The best approach I've found so far is to complete the original message and create a new one with a scheduled delivery date in order to delay it. I suspect this is what I will have to live with (this is what Microsoft recommends at https://github.com/Azure/azure-service-bus/issues/454) but I'm still hoping for a more elegant solution.

[FunctionName("MyFunc")]
public async Task MyFunc(
    [ServiceBusTrigger("MyQueue",  AutoCompleteMessages = false)] ServiceBusReceivedMessage message,
    [ServiceBus("MyQueue")] IAsyncCollector<ServiceBusMessage> collector,
    ServiceBusMessageActions messageActions,
    CancellationToken token)
{
    try
    {
        //do work...
    }
    catch
    {
        //re-try attempt counting omitted
        await messageActions.CompleteMessageAsync(message, CancellationToken.None);
        await collector.AddAsync(new ServiceBusMessage()
        { ScheduledEnqueueTime = DateTimeOffset.UtcNow.AddMinutes(1) }, CancellationToken.None);
        await collector.FlushAsync(CancellationToken.None);
        throw;
    }

    await messageActions.CompleteMessageAsync(message, CancellationToken.None);  
}

Solution

  • You've done most of the research and the solution mentioned in the GitHub issue is the way to go.

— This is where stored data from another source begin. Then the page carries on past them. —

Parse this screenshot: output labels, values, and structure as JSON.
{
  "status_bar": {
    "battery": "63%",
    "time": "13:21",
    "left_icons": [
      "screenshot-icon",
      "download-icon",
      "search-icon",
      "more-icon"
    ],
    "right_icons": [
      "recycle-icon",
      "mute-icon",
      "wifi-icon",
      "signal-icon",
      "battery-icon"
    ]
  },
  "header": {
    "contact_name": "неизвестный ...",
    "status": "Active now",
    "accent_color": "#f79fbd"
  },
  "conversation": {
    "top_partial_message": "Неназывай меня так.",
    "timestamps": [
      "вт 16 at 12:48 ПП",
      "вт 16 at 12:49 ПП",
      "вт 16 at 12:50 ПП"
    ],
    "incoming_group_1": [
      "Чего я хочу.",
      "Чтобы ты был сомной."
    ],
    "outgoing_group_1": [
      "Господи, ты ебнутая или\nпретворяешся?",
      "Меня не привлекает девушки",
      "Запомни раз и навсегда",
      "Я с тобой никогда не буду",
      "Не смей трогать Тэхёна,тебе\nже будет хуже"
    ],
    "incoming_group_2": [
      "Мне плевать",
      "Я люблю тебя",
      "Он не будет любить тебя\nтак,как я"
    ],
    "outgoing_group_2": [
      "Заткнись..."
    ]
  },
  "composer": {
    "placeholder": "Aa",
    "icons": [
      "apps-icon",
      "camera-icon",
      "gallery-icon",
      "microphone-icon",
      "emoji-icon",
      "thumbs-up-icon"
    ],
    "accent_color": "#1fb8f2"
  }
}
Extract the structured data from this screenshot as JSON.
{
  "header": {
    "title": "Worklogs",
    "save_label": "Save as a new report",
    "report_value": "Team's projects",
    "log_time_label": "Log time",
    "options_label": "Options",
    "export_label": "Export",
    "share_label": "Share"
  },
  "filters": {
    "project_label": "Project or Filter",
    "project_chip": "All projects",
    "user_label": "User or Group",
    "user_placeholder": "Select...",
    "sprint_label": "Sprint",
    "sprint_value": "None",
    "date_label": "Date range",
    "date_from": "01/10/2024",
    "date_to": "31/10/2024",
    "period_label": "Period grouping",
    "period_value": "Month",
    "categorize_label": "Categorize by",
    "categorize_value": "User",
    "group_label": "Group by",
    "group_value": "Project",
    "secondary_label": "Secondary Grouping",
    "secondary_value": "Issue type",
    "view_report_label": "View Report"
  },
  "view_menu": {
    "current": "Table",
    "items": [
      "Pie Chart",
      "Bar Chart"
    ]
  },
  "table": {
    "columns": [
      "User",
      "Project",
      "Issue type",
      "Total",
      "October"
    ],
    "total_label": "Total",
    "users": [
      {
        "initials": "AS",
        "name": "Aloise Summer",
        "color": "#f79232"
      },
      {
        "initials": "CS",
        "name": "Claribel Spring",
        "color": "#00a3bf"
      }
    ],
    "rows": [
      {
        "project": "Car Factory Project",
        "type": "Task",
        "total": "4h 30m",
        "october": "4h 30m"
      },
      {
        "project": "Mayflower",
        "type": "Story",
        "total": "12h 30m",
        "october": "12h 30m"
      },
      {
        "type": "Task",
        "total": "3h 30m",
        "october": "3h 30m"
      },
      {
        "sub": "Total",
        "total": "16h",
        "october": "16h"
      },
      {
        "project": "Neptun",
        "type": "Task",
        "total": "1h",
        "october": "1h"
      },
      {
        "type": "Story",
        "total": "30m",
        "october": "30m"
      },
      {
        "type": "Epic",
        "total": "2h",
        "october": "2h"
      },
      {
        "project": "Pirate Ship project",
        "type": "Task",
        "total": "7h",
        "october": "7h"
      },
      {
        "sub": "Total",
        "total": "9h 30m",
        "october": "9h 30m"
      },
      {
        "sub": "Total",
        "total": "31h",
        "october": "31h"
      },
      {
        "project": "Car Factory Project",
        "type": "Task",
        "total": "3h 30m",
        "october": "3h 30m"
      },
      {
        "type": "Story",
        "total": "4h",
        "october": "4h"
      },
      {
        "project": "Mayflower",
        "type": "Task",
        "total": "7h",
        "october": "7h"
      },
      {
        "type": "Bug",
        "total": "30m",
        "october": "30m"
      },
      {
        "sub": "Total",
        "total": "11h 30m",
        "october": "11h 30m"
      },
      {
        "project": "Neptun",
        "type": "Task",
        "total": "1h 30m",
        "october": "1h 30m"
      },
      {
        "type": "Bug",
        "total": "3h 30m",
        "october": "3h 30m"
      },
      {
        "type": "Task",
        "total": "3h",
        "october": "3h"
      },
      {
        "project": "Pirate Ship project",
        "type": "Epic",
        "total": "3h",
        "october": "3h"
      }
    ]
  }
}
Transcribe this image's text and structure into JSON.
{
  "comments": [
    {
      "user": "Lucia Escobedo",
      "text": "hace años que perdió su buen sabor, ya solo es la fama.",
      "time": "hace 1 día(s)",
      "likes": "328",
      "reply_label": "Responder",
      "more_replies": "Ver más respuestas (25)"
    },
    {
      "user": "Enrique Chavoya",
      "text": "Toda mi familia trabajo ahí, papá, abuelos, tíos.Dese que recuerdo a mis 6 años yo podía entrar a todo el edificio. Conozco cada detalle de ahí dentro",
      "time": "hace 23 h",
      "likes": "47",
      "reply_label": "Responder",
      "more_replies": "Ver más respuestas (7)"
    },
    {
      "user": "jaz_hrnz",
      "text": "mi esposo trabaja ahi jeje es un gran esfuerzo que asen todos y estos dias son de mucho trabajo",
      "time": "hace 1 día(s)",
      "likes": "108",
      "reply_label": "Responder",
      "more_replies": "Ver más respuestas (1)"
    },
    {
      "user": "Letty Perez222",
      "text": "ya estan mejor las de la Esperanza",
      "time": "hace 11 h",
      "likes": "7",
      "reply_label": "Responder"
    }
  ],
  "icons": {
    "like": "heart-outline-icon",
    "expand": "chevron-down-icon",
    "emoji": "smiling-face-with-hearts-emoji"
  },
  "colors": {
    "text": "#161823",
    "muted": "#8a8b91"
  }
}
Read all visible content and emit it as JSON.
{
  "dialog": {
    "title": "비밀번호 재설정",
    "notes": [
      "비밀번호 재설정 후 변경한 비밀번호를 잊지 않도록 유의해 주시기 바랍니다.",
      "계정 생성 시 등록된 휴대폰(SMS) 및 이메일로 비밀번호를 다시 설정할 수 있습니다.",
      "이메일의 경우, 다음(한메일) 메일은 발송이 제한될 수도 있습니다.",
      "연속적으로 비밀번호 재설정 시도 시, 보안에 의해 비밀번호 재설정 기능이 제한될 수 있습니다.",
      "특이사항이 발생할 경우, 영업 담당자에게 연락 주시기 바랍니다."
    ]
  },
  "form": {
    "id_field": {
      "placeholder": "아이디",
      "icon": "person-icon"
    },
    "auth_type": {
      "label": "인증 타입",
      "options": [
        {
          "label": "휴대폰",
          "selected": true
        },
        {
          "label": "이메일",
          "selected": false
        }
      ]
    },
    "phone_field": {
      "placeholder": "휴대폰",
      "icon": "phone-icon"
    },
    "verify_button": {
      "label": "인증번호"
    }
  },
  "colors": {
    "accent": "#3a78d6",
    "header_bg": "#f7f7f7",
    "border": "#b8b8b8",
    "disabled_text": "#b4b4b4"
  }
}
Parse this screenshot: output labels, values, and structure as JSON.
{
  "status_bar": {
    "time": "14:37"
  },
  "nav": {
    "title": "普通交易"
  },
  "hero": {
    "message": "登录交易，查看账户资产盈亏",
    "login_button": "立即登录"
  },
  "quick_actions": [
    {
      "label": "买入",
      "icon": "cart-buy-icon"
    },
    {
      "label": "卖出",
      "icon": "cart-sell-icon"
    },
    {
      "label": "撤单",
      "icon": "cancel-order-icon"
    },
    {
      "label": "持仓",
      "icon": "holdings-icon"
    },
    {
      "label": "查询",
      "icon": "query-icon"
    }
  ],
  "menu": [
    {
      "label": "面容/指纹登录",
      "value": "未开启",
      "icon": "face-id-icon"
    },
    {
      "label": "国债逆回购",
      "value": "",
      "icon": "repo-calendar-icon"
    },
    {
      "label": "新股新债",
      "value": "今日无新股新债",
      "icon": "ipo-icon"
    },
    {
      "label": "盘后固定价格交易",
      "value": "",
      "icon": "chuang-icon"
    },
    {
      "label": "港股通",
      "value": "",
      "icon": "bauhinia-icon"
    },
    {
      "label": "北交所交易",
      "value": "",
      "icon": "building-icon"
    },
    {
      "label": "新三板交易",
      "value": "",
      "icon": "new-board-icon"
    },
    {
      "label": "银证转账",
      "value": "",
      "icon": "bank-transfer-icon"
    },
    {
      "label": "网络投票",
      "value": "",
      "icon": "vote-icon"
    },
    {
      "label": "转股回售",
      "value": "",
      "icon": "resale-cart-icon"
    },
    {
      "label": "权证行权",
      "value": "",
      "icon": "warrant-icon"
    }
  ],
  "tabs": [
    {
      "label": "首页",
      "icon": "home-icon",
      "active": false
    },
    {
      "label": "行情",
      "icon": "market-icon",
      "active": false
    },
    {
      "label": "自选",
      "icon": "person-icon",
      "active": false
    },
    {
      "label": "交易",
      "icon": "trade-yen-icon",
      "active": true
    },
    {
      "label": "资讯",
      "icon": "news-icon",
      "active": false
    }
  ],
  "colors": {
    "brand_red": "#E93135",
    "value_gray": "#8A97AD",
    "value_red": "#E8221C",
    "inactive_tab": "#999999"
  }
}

    To add a little more context:

    1. Failed messages are retried by default immediately since the assumption is that there was a transient error or crashed worker

    2. The attributes in Azure Functions are in-code retries handled by the Functions Runtime, which is why you only see a single message delivery and does not survive host restarts. This is by design.

    The reason for the default is the "First In First Out" nature of queues, and if your scenario does not require this guarantee, the best approach would be to deadletter failures and have a separate function re-schedule the messages back in to the worker queue.